What about you? Can you honestly say with Paul: “I decided to know nothing among you except Jesus Christ and him crucified”? Is the cross central in your life, or is your life defined by a host of causes that believer and non-believer alike can take up and fight for or against? You might even be convinced that you’re fighting in the name of Jesus, but if the crucifixion is anywhere but central in your fight, then you aren’t fighting in Jesus’ name. In fact, you’re most likely bringing reproach upon Christ and His cross by the very fact that you’re claiming Christ, while His death, burial, and resurrection make no difference in your pursuits.

Let me reiterate: I’m not saying the Gospel is necessarily irrelevant to many of these prominent issues; what I am saying is that I’m not hearing much Gospel. In fact, I’m hearing and seeing a lot of professing Christians acting as if they had never been touched by the amazing grace of God. From my perspective, which is limited at best, it seems as though we’ve become so consumed with the things of this world that we’ve grown indifferent to the cross and to our sin for which Jesus died. We’ve become so focused upon worldly concerns that we’re numb to the centrality of the cross in the Christian life.  

Consider your own life: Are you best known for your political persuasion, your position on masks, or your stance on vaccines or some other issue? Or are you best known for your whole-hearted devotion to Jesus Christ? If we are honest, I suspect that many of us would rewrite 1 Corinthians 2:2 to say: “I knew everything among you except Jesus Christ and him crucified.”

For this reason, it’s time to stop playing around. It’s time to stop being most passionate about things for which the cross of Christ makes no difference. Our positions on many of these issues are merely preferences, yet many of us are more zealous about these things than we are about the greatest act of love in all of history. 

So, if you’re still tracking with me, you might be asking: What should I do?  

Here are several helpful reminders for us all:

First of all, it’s time to put down our smartphones and devices and to stop being consumed with the news and social media.

Second, let us return to the Scriptures and swim in the oceans of God’s grace as revealed to us in His Word.

And lastly, let us love and pray for those with whom we disagree.  

At the end of the day, we have a lot more in common with one another than we often realize.

We are all, every single one of us, created in the image of God. Not one of us lacks this image. We are all alike in this regard. In addition to being created in God’s image, we are all sinners, rebels against the Holy God, in need of a Savior. And that Savior is Jesus Christ, who calls all men and all women to come to Him, without distinction.
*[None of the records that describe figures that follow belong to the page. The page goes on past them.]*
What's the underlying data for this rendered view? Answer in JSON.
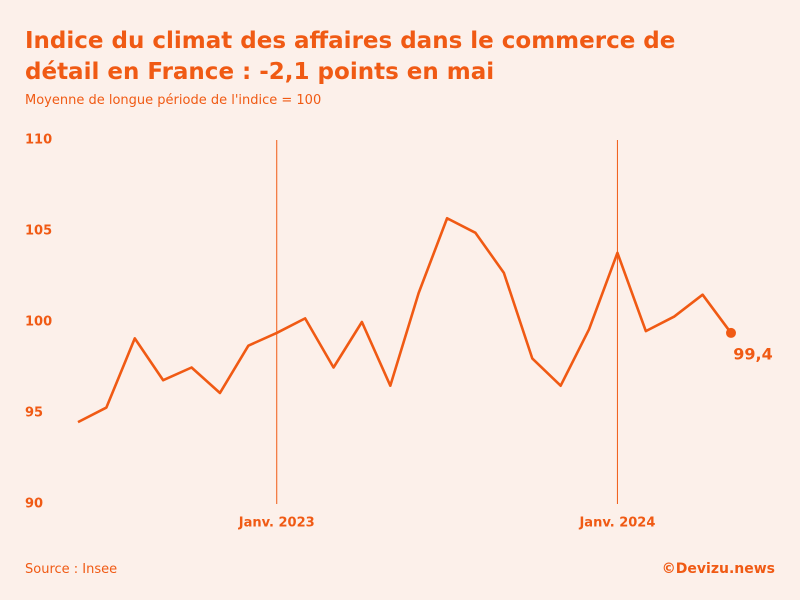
{
  "chart_data": {
    "type": "line",
    "title": "Indice du climat des affaires dans le commerce de détail en France : -2,1 points en mai",
    "subtitle": "Moyenne de longue période de l'indice = 100",
    "source": "Source : Insee",
    "credit": "©Devizu.news",
    "categories": [
      null,
      null,
      null,
      null,
      null,
      null,
      null,
      "Janv. 2023",
      null,
      null,
      null,
      null,
      null,
      null,
      null,
      null,
      null,
      null,
      null,
      "Janv. 2024",
      null,
      null,
      null,
      null
    ],
    "series": [
      {
        "color": "#f05a14",
        "values": [
          94.5,
          95.3,
          99.1,
          96.8,
          97.5,
          96.1,
          98.7,
          99.4,
          100.2,
          97.5,
          100.0,
          96.5,
          101.6,
          105.7,
          104.9,
          102.7,
          98.0,
          96.5,
          99.6,
          103.8,
          99.5,
          100.3,
          101.5,
          99.4
        ],
        "value_labels": [
          null,
          null,
          null,
          null,
          null,
          null,
          null,
          null,
          null,
          null,
          null,
          null,
          null,
          null,
          null,
          null,
          null,
          null,
          null,
          null,
          null,
          null,
          null,
          "99,4"
        ]
      }
    ],
    "ylim": [
      90,
      110
    ],
    "yticks": [
      90,
      95,
      100,
      105,
      110
    ],
    "grid": false
  }
}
If you call upon the name of the Lord, you will be saved.  

Your position on vaccines will not save you, and if you convince someone of your position, that will not save them either. Neither will your position on masks, the threat of COVID-19, or whichever other prominent issue you want to include in there. At the end of the day there is only one Savior, Jesus Christ, who became like us in order to die for us so that we might have life in Him.  

So stop selling yourself short. You weren’t made for this world. You were made for eternity.  
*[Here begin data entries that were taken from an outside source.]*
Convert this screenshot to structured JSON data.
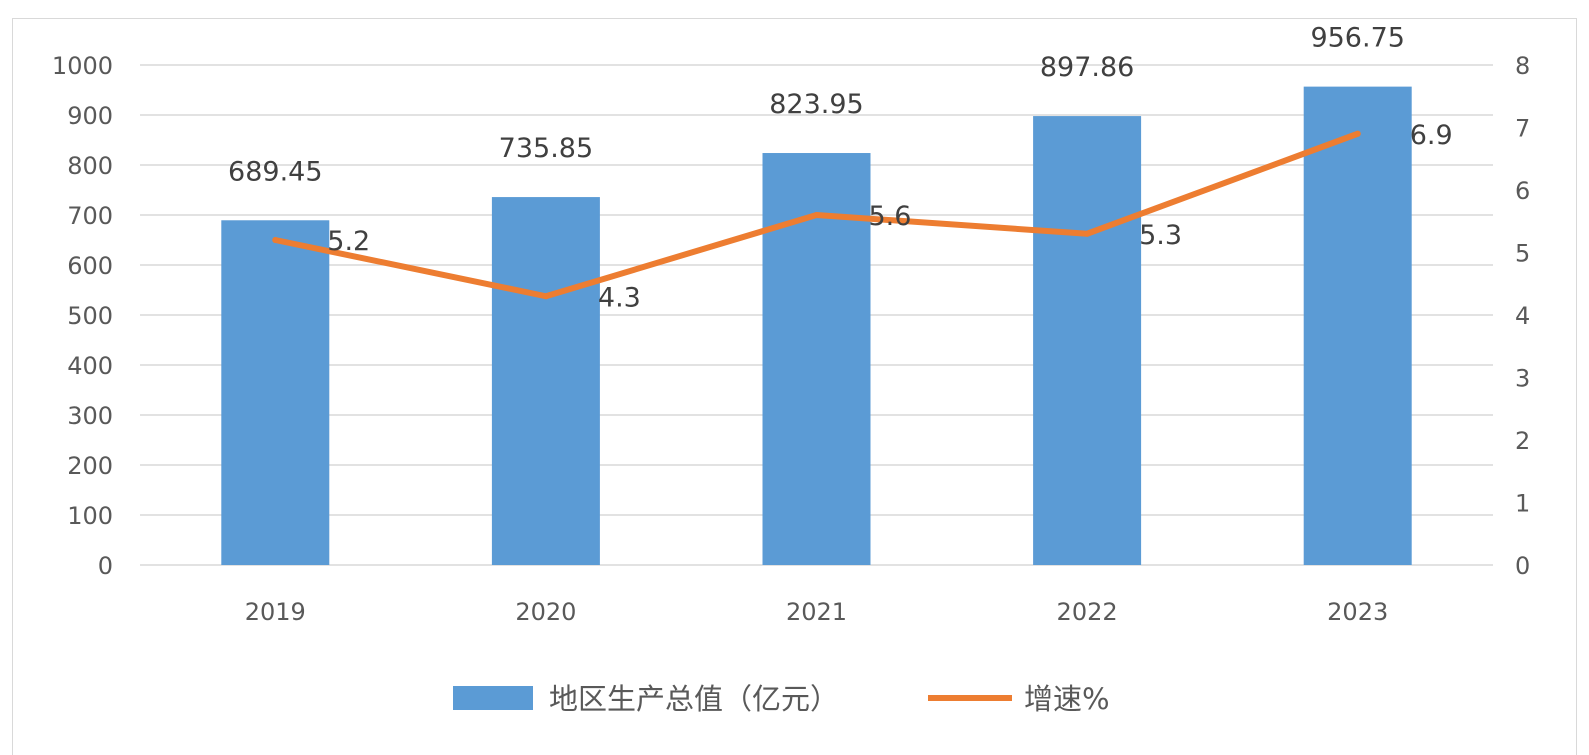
{
  "chart_data": {
    "type": "bar",
    "categories": [
      "2019",
      "2020",
      "2021",
      "2022",
      "2023"
    ],
    "series": [
      {
        "name": "地区生产总值（亿元）",
        "type": "bar",
        "axis": "left",
        "color": "#5b9bd5",
        "values": [
          689.45,
          735.85,
          823.95,
          897.86,
          956.75
        ],
        "labels": [
          "689.45",
          "735.85",
          "823.95",
          "897.86",
          "956.75"
        ]
      },
      {
        "name": "增速%",
        "type": "line",
        "axis": "right",
        "color": "#ed7d31",
        "values": [
          5.2,
          4.3,
          5.6,
          5.3,
          6.9
        ],
        "labels": [
          "5.2",
          "4.3",
          "5.6",
          "5.3",
          "6.9"
        ]
      }
    ],
    "y_left": {
      "ylim": [
        0,
        1000
      ],
      "ticks": [
        "0",
        "100",
        "200",
        "300",
        "400",
        "500",
        "600",
        "700",
        "800",
        "900",
        "1000"
      ]
    },
    "y_right": {
      "ylim": [
        0,
        8
      ],
      "ticks": [
        "0",
        "1",
        "2",
        "3",
        "4",
        "5",
        "6",
        "7",
        "8"
      ]
    },
    "grid": true,
    "legend_position": "bottom"
  }
}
And eternity is so much more than health care and politics. These things will one day pass away, but your soul will carry on. I pray that we can all say along with Paul: “I decided to know nothing among you except Jesus Christ and him crucified.” Paul knew what was at stake. He knew that while the cross of Christ might sound foolish to the worldly mind, the cross of Christ is the power of God for salvation to everyone who believes (Romans 1:16). 

[1] Thiselton, Anthony. 1 Corinthians (NIGTC)
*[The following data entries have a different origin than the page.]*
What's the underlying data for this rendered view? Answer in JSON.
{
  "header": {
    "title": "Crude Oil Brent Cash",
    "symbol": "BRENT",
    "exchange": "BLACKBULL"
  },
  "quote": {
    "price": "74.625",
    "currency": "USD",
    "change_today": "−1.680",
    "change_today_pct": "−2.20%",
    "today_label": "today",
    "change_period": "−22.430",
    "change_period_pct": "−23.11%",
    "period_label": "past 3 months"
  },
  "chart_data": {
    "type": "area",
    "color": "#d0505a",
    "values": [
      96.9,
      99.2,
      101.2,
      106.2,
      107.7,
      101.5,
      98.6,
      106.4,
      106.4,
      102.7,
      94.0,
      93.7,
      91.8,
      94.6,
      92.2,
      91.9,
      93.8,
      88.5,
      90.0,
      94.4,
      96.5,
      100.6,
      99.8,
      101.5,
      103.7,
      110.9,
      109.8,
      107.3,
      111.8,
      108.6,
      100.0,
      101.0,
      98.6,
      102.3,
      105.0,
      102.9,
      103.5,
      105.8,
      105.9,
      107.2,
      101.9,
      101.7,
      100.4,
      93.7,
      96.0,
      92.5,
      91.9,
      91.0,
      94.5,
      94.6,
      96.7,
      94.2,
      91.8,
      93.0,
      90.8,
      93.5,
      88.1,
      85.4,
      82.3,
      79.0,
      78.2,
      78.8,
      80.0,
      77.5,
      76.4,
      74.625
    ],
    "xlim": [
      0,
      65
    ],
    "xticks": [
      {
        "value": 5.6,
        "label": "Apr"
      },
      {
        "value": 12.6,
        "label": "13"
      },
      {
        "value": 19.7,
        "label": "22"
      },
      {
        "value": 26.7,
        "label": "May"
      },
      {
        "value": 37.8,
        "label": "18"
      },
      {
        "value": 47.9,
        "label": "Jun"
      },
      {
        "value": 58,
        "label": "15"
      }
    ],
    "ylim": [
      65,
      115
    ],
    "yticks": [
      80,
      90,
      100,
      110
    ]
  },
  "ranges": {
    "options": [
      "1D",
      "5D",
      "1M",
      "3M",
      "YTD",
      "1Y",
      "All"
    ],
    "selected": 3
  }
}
One thought on “The Forgotten Cross: Meditations on 1 Corinthians 2:2

  1. Sean Petty

    Excellent advice Corey and very convicting. I am guilty as charged with this daily but am praying God helps me to focus on him. When I pray with the kids they ask for the same thing every night for themselves, that they will turn their focus to him. It’s funny that they see things better than adults do who think they are in the good fight but more than anything are trying to be right.